Cody looks up at me intently. I feel warmth flood my cheeks and travel down to my stomach. I’ve tried to be aloof, but my physical reaction to him catches me off guard.

“Hey, Cody,” I say, trying to sound casual.

“Hey. Did you see what Mik did to me? So uncalled-for.” He rubs his cheek. I try not to smile, but I can’t seem to help it.

“At least she didn’t try to give you a makeover this time.”

“Like you forcing your Banana Republic hat on me. Again, uncalled-for,” he says, grinning for a second. “At least I relieved you of that nasty piece of bland, sweatshop-produced, corporate … clone-itude.”

“Yeah, I got rid of all the rest of that stuff, too,” I lie—I shoved it all into the back of my closet, including the hat, which he eventually gave back to me. I gesture vaguely at what I’m wearing today: black jeans and a burgundy T-shirt I got from Thumbscrew printed with a Brian Froud painting of evil-looking fairies. My hair, now dark brown again, hangs down in two sleek braids on either side of my head.

He’ll have to say something. I don’t look like the old me at all.

But Cody just smiles a little and turns abruptly to Andy, saying exactly nothing else to me. I’m surprised at how disappointed I am, but I try not to let on. I just grab my lunch out of my backpack and sit down as if nothing happened, as if I hadn’t said anything to him or expected him to respond. But my cheeks burn.

From Shiri Langford’s journal, April 13th

Friday the 13th! Lucky me. Because of course THAT happened again. It always seems to come when I least expect it, when I’m thinking about something else or nothing at all. It made me angry this time because I was with Brendan and spaced out in the middle of our date. What I heard—it seemed like he was irritated, but I couldn’t be sure if he was annoyed with me or someone else. I was so scared he was angry at me, but I couldn’t figure out why, and although I kept trying and trying, I couldn’t hear anything else.

I just wish I could understand why it happens. And why me.

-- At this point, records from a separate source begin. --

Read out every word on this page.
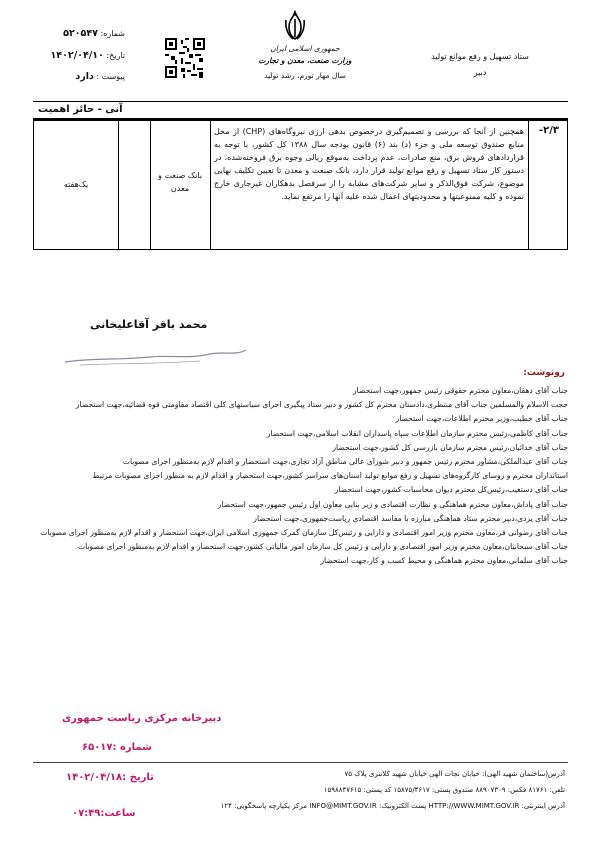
شماره: ۵۲۰۵۴۷
تاریخ: ۱۴۰۲/۰۴/۱۰
پیوست : دارد
جمهوری اسلامی ایران
وزارت صنعت، معدن و تجارت
سال مهار تورم، رشد تولید
ستاد تسهیل و رفع موانع تولید
دبیر
آنی - حائز اهمیت
یک‌هفته
بانک صنعت و معدن
همچنین از آنجا که بررسی و تصمیم‌گیری درخصوص بدهی ارزی نیروگاه‌های (CHP) از محل منابع صندوق توسعه ملی و جزء (د) بند (۶) قانون بودجه سال ۱۳۸۸ کل کشور، با توجه به قراردادهای فروش برق، منع صادرات، عدم پرداخت به‌موقع ریالی وجوه برق فروخته‌شده، در دستور کار ستاد تسهیل و رفع موانع تولید قرار دارد، بانک صنعت و معدن تا تعیین تکلیف نهایی موضوع، شرکت فوق‌الذکر و سایر شرکت‌های مشابه را از سرفصل بدهکاران غیرجاری خارج نموده و کلیه ممنوعیتها و محدودیتهای اعمال شده علیه آنها را مرتفع نماید.
۲/۳-
محمد باقر آقاعلیخانی
رونوشت:
جناب آقای دهقان،معاون محترم حقوقی رئیس جمهور،جهت استحضار
حجت الاسلام والمسلمین جناب آقای منتظری،دادستان محترم کل کشور و دبیر ستاد پیگیری اجرای سیاستهای کلی اقتصاد مقاومتی قوه قضائیه،جهت استحضار
جناب آقای خطیب،وزیر محترم اطلاعات،جهت استحضار
جناب آقای کاظمی،رئیس محترم سازمان اطلاعات سپاه پاسداران انقلاب اسلامی،جهت استحضار
جناب آقای خدائیان،رئیس محترم سازمان بازرسی کل کشور،جهت استحضار
جناب آقای عبدالملکی،مشاور محترم رئیس جمهور و دبیر شورای عالی مناطق آزاد تجاری،جهت استحضار و اقدام لازم به‌منظور اجرای مصوبات
استانداران محترم و روسای کارگروه‌های تسهیل و رفع موانع تولید استان‌های سراسر کشور،جهت استحضار و اقدام لازم به منظور اجرای مصوبات مرتبط
جناب آقای دستغیب،رئیس‌کل محترم دیوان محاسبات کشور،جهت استحضار
جناب آقای پاداش،معاون محترم هماهنگی و نظارت اقتصادی و زیر بنایی معاون اول رئیس جمهور،جهت استحضار
جناب آقای یزدی،دبیر محترم ستاد هماهنگی مبارزه با مفاسد اقتصادی ریاست‌جمهوری،جهت استحضار
جناب آقای رضوانی فر،معاون محترم وزیر امور اقتصادی و دارایی و رئیس‌کل سازمان گمرک جمهوری اسلامی ایران،جهت استحضار و اقدام لازم به‌منظور اجرای مصوبات
جناب آقای سبحانیان،معاون محترم وزیر امور اقتصادی و دارایی و رئیس کل سازمان امور مالیاتی کشور،جهت استحضار و اقدام لازم به‌منظور اجرای مصوبات
جناب آقای سلمانی،معاون محترم هماهنگی و محیط کسب و کار،جهت استحضار
دبیرخانه مرکزی ریاست جمهوری
شماره :۶۵۰۱۷
آدرس(ساختمان شهید الهی): خیابان نجات الهی خیابان شهید کلانتری پلاک ۷۵
تلفن: ۸۱۷۶۱ فکس: ۸۸۹۰۷۳۰۹ صندوق پستی: ۱۵۸۷۵/۴۶۱۷ کد پستی: ۱۵۹۸۸۴۷۶۱۵
آدرس اینترنتی: HTTP://WWW.MIMT.GOV.IR پست الکترونیک: INFO@MIMT.GOV.IR مرکز یکپارچه پاسخگویی: ۱۲۴
تاریخ :۱۴۰۲/۰۴/۱۸
ساعت:۰۷:۴۹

I was little, maybe nine, the first time it happened. My brother was home visiting from college. He told me he’d brought me a present, but it was up in the oak tree in the backyard. I climbed up there—higher, he said—and then suddenly I was so high I was too scared to climb back down. I clung to the trunk as tightly as I could and screamed, but he just thought I was joking. He must have been drunk or on something, because he just laughed and laughed. I stopped panicking and clenched my teeth, trying to steady myself enough to figure out how to get down, and that was when I heard it.

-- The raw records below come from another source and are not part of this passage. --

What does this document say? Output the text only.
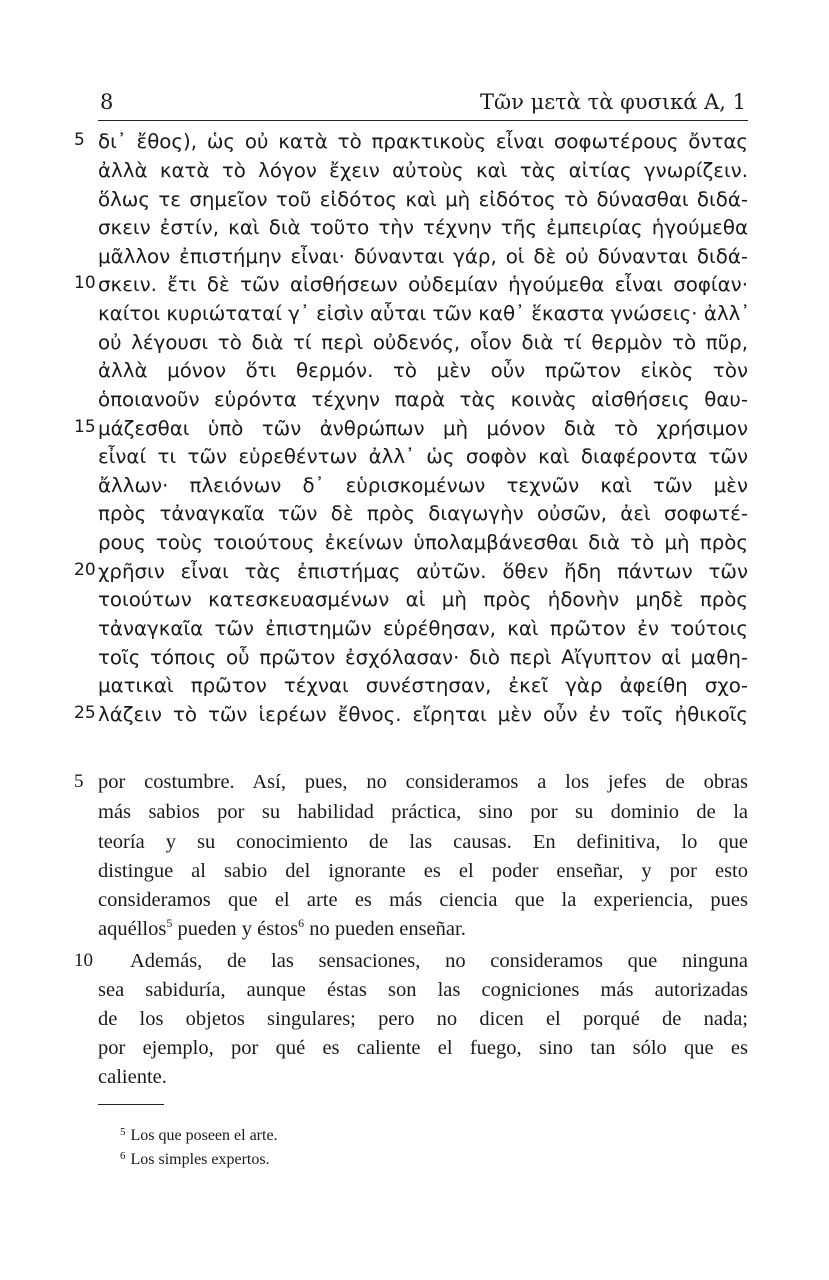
8	Τῶν μετὰ τὰ φυσικά Α, 1
5 δι᾽ ἔθος), ὡς οὐ κατὰ τὸ πρακτικοὺς εἶναι σοφωτέρους ὄντας
ἀλλὰ κατὰ τὸ λόγον ἔχειν αὐτοὺς καὶ τὰς αἰτίας γνωρίζειν.
ὅλως τε σημεῖον τοῦ εἰδότος καὶ μὴ εἰδότος τὸ δύνασθαι διδά-
σκειν ἐστίν, καὶ διὰ τοῦτο τὴν τέχνην τῆς ἐμπειρίας ἡγούμεθα
μᾶλλον ἐπιστήμην εἶναι· δύνανται γάρ, οἱ δὲ οὐ δύνανται διδά-
10 σκειν. ἔτι δὲ τῶν αἰσθήσεων οὐδεμίαν ἡγούμεθα εἶναι σοφίαν·
καίτοι κυριώταταί γ᾽ εἰσὶν αὗται τῶν καθ᾽ ἕκαστα γνώσεις· ἀλλ᾽
οὐ λέγουσι τὸ διὰ τί περὶ οὐδενός, οἷον διὰ τί θερμὸν τὸ πῦρ,
ἀλλὰ μόνον ὅτι θερμόν. τὸ μὲν οὖν πρῶτον εἰκὸς τὸν
ὁποιανοῦν εὑρόντα τέχνην παρὰ τὰς κοινὰς αἰσθήσεις θαυ-
15 μάζεσθαι ὑπὸ τῶν ἀνθρώπων μὴ μόνον διὰ τὸ χρήσιμον
εἶναί τι τῶν εὑρεθέντων ἀλλ᾽ ὡς σοφὸν καὶ διαφέροντα τῶν
ἄλλων· πλειόνων δ᾽ εὑρισκομένων τεχνῶν καὶ τῶν μὲν
πρὸς τἀναγκαῖα τῶν δὲ πρὸς διαγωγὴν οὐσῶν, ἀεὶ σοφωτέ-
ρους τοὺς τοιούτους ἐκείνων ὑπολαμβάνεσθαι διὰ τὸ μὴ πρὸς
20 χρῆσιν εἶναι τὰς ἐπιστήμας αὐτῶν. ὅθεν ἤδη πάντων τῶν
τοιούτων κατεσκευασμένων αἱ μὴ πρὸς ἡδονὴν μηδὲ πρὸς
τἀναγκαῖα τῶν ἐπιστημῶν εὑρέθησαν, καὶ πρῶτον ἐν τούτοις
τοῖς τόποις οὗ πρῶτον ἐσχόλασαν· διὸ περὶ Αἴγυπτον αἱ μαθη-
ματικαὶ πρῶτον τέχναι συνέστησαν, ἐκεῖ γὰρ ἀφείθη σχο-
25 λάζειν τὸ τῶν ἱερέων ἔθνος. εἴρηται μὲν οὖν ἐν τοῖς ἠθικοῖς
5 por costumbre. Así, pues, no consideramos a los jefes de obras
más sabios por su habilidad práctica, sino por su dominio de la
teoría y su conocimiento de las causas. En definitiva, lo que
distingue al sabio del ignorante es el poder enseñar, y por esto
consideramos que el arte es más ciencia que la experiencia, pues
aquéllos$^5$ pueden y éstos$^6$ no pueden enseñar.
10 Además, de las sensaciones, no consideramos que ninguna
sea sabiduría, aunque éstas son las cogniciones más autorizadas
de los objetos singulares; pero no dicen el porqué de nada;
por ejemplo, por qué es caliente el fuego, sino tan sólo que es
caliente.
$^5$ Los que poseen el arte.
$^6$ Los simples expertos.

Not out loud. Not anywhere but in my head.

“Stupid kid.”

ten

“Okay,” says Mikaela, facing me cross-legged on my bedroom floor. “Let’s try it without the candle this time.”

I open my eyes, sigh, and blow out the tiny flame. My right foot is falling asleep. I flex it a few times and rearrange my legs into a more comfortable position.

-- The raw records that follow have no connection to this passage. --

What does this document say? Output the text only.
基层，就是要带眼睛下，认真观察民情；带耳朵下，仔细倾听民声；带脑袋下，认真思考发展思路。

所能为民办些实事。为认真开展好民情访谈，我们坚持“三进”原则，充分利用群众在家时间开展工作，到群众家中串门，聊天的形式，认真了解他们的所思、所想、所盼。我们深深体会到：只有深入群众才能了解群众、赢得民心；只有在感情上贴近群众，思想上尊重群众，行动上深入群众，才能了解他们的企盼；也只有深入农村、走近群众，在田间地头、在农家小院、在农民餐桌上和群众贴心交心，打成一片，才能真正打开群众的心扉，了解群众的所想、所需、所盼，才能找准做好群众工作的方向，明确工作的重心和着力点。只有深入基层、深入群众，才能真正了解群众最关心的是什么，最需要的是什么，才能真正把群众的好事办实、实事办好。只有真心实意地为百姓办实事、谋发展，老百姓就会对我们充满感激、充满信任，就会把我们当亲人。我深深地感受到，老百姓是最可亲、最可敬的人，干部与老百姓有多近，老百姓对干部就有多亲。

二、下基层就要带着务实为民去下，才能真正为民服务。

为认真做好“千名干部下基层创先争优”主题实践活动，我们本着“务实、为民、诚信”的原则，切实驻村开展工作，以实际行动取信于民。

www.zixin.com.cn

“We’ve been trying for half an hour,” I say. “I think it’s hopeless.”

“Come on. One more time, for shits and giggles.” Mi-kaela smiles at me coaxingly.

Fine,” I say, and sigh again. Just once more. I close my eyes.

“Relax, and clear your mind,” she says in a smooth, drawn-out voice. She sounds like an easy-listening radio DJ or my mom when she’s leading weekend yoga. Somehow, I suppress a snort of laughter. “Focus on your breathing … in … and out … ”

I keep the sound of Mikaela’s voice in the back of my mind as I inhale and exhale as calmly as possible. I hear a bird trill suddenly, flying past the window, and my parents moving around downstairs. I can even smell remnants of the candle smoke. The carpet fibers are making my ankles itch. I’m extra-aware of my five senses. But it’s not those senses that I’m trying to tap into.

“Okay. Now, remember your Uncle Randall and how angry you are at him,” Mikaela says, in a flat and hard tone. “How sexist he is, how insensitive.”

My nostrils flare and my breathing quickens.

“He never understood Shiri. He probably makes your Auntie Mina cry. Poor Auntie Mina.”

I inhale sharply, thinking of Auntie Mina, of her bruised shoulder and her bruised feelings. I’m angry, but mostly I just feel sorry for Auntie Mina, and sad.